= Proactive conversion =

Jewish outreach to non-Jews

Proactive conversion is a term used to refer to measures by various promoters of Judaism to provide outreach to non-Jews. It is distinguished from proselytizing, or active attempts of persuasion and solicitation toward conversion, but it is distinguished from the traditional rabbinical policies regarding prospective proselytes (i.e., rejection of inquirees' requests three times before acceptance) in that programs for conversion are opened to first-time inquiries.

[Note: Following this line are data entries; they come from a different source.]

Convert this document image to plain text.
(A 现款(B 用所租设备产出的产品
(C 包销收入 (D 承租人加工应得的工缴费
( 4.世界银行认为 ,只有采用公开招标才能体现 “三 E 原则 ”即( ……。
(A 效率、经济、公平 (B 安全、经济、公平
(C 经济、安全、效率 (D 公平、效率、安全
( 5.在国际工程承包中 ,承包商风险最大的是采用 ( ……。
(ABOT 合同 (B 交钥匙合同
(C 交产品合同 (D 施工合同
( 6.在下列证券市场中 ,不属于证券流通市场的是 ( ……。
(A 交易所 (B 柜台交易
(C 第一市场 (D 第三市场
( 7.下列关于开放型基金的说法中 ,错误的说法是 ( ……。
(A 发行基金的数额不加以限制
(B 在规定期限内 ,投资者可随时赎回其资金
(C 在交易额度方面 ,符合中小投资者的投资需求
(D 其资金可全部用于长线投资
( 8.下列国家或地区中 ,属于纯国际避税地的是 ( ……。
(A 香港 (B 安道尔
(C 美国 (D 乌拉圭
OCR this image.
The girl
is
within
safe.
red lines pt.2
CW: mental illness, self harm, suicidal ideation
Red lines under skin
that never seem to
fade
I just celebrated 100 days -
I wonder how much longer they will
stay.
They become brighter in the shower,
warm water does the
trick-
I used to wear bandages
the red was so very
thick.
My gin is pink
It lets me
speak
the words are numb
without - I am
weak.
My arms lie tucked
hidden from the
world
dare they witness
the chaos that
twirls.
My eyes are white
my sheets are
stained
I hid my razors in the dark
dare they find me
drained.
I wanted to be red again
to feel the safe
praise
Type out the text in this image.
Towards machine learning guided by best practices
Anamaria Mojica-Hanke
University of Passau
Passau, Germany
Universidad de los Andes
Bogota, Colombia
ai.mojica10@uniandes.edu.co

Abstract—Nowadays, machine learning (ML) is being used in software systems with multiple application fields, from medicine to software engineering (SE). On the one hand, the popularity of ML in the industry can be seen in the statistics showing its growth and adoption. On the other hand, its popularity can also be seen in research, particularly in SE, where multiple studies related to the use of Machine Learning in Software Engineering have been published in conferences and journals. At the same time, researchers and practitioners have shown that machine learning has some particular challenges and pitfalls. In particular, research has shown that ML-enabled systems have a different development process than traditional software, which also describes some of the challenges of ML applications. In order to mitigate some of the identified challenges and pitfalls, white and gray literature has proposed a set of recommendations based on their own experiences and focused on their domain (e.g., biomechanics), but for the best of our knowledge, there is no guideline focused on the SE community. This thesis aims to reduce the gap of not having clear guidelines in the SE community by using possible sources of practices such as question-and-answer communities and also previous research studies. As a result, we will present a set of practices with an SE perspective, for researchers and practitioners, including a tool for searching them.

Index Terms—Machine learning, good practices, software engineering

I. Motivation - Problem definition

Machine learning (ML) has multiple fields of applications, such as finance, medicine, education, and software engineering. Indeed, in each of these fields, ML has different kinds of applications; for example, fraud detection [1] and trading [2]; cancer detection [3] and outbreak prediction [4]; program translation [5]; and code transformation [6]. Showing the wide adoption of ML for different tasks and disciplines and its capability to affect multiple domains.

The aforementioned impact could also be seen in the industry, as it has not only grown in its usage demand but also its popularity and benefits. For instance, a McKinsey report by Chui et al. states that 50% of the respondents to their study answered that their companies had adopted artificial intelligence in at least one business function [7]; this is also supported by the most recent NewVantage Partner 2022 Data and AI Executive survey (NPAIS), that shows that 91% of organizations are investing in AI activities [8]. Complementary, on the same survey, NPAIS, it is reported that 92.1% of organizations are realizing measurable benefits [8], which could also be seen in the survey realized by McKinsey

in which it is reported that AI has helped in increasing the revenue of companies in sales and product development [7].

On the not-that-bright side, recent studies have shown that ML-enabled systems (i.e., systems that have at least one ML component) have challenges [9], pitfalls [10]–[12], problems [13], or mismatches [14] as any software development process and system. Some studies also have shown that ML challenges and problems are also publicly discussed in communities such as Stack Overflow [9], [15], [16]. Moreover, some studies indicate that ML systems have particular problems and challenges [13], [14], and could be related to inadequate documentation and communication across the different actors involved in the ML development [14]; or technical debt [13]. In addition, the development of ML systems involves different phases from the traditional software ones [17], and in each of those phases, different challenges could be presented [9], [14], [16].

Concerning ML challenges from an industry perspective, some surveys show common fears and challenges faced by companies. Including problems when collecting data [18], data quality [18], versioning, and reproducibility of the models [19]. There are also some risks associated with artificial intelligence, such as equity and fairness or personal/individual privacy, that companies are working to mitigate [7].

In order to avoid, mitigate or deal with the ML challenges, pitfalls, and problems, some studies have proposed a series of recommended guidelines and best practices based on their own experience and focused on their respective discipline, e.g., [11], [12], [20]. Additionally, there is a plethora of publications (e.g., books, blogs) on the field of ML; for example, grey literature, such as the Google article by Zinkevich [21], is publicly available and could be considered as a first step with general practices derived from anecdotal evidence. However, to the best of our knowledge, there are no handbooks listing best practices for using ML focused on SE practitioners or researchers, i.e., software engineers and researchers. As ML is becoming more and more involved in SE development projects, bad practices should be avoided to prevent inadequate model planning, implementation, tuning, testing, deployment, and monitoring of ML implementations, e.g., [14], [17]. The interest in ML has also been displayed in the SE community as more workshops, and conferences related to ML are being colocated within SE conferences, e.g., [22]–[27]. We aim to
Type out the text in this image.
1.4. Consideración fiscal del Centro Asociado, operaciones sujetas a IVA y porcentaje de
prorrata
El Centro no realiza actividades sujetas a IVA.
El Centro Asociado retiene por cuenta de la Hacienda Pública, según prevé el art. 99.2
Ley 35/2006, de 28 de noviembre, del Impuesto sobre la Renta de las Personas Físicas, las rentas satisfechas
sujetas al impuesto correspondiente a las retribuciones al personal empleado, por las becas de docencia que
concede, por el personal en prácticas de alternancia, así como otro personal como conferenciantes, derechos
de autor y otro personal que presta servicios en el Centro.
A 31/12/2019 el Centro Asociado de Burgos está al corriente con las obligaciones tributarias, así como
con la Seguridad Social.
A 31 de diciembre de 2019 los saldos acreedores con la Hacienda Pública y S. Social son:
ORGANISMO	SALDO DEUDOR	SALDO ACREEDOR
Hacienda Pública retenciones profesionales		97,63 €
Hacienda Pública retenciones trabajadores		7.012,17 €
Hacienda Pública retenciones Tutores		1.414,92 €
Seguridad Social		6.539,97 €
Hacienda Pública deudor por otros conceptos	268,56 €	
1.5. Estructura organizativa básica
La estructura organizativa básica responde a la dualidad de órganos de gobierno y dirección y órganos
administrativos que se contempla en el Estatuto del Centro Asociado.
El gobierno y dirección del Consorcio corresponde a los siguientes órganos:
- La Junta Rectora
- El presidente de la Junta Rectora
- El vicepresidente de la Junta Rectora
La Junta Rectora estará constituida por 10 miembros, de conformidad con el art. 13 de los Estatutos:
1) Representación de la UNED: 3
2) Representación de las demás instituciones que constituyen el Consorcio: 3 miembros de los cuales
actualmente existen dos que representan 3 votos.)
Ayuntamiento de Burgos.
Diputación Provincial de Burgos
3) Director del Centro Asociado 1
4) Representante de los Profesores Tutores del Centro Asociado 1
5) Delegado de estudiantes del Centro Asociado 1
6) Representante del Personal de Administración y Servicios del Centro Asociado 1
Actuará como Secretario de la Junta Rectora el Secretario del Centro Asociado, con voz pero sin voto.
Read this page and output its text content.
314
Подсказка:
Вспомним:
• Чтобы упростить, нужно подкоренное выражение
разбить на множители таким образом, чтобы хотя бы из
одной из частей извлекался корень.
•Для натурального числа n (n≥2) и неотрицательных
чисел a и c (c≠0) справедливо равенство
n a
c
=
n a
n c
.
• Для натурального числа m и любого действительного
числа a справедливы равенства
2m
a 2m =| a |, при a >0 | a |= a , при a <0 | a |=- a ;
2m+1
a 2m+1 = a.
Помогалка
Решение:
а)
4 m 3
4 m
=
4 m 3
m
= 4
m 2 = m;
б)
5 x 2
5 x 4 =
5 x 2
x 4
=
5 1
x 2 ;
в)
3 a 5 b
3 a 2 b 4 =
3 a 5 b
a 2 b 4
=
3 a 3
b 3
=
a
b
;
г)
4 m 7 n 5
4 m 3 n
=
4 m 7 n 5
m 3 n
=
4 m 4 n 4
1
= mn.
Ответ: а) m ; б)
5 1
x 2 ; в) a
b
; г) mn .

==Ancient Judaic proselytization==

According to Sue Fishkoff, Judaism was openly proselytized both inside and outside of Judea in ancient times, with the population of Jews eventually coming to total at least 8 million people, or 10 percent of the population of the Roman Empire, by the first century CE. This large population was curtailed by Roman prohibitions on the Judeans and their religion due to frequent attempts at secession, and the prohibitions set in place were further aggravated by the rise of Christianity as a state religion, which resulted in declaring conversion to Judaism as a capital offense in 407 CE.

==Modern era==
The term was popularized by Gary A. Tobin (1949–2009) of the Institute for Jewish & Community Research in San Francisco, who championed a more open religious approach to converts and prospects and established a number of initiatives towards that end. His purpose was to "for a greater ethnic and racial diversity among Jews" and considered the conversion of more people to Judaism a "great mitzvah".

One of the first individuals to openly advocate for proactive conversion, however, was Leo Baeck, who spoke in favor of a "missionary center" for the training of Reform rabbis to openly seek for prospective converts during a 1949 address to the World Union for Progressive Judaism. In 1978, Alexander Schindler urged Reform rabbis of the Union of American Hebrew Congregations to begin offering Judaism to "unchurched" gentiles who are not specifically attached to a Christian denomination; he repeated this call in 1994, and the Union's outreach department finally established "A Taste of Judaism," which would offer a preliminary view of Judaism for first-time prospectives.

A similar program operated by Conservative Jews, the Miller Introduction to Judaism Program, has been operated in 1986 at the American Jewish University in Los Angeles. In 1997, Conservative rabbi Harold Schulweis created a Keruv ('outreach') Center in Encino, California; "Turning potential converts away by telling them the Noahide Laws are good enough for them, whereas Judaism's treasures are to be saved for an elite few, is, Schulweis argues, promulgating a particularist notion of Judaism that is profoundly un-Jewish."

== Criticism ==
Jewish organizations have had mixed responses to the idea of proactive conversion. Traditionally, unofficial policy has focused on providing services and transmitting religious identity to other Jews, not seeking converts. Ephraim Buchwald argues that the focus should be on revitalizing Jewish spirituality in Jewish youth, rather than trying to gain converts. He likens it to throwing a lifeboat to those floating on the water (prospective converts), while disengaged Jewish youth are drowning.

==Bibliography==
- Tobin, Gary A. Opening the Gates: How Proactive Conversion Can Revitalize the Jewish Community (ISBN 0787908819) Jossey-Bass. 1999.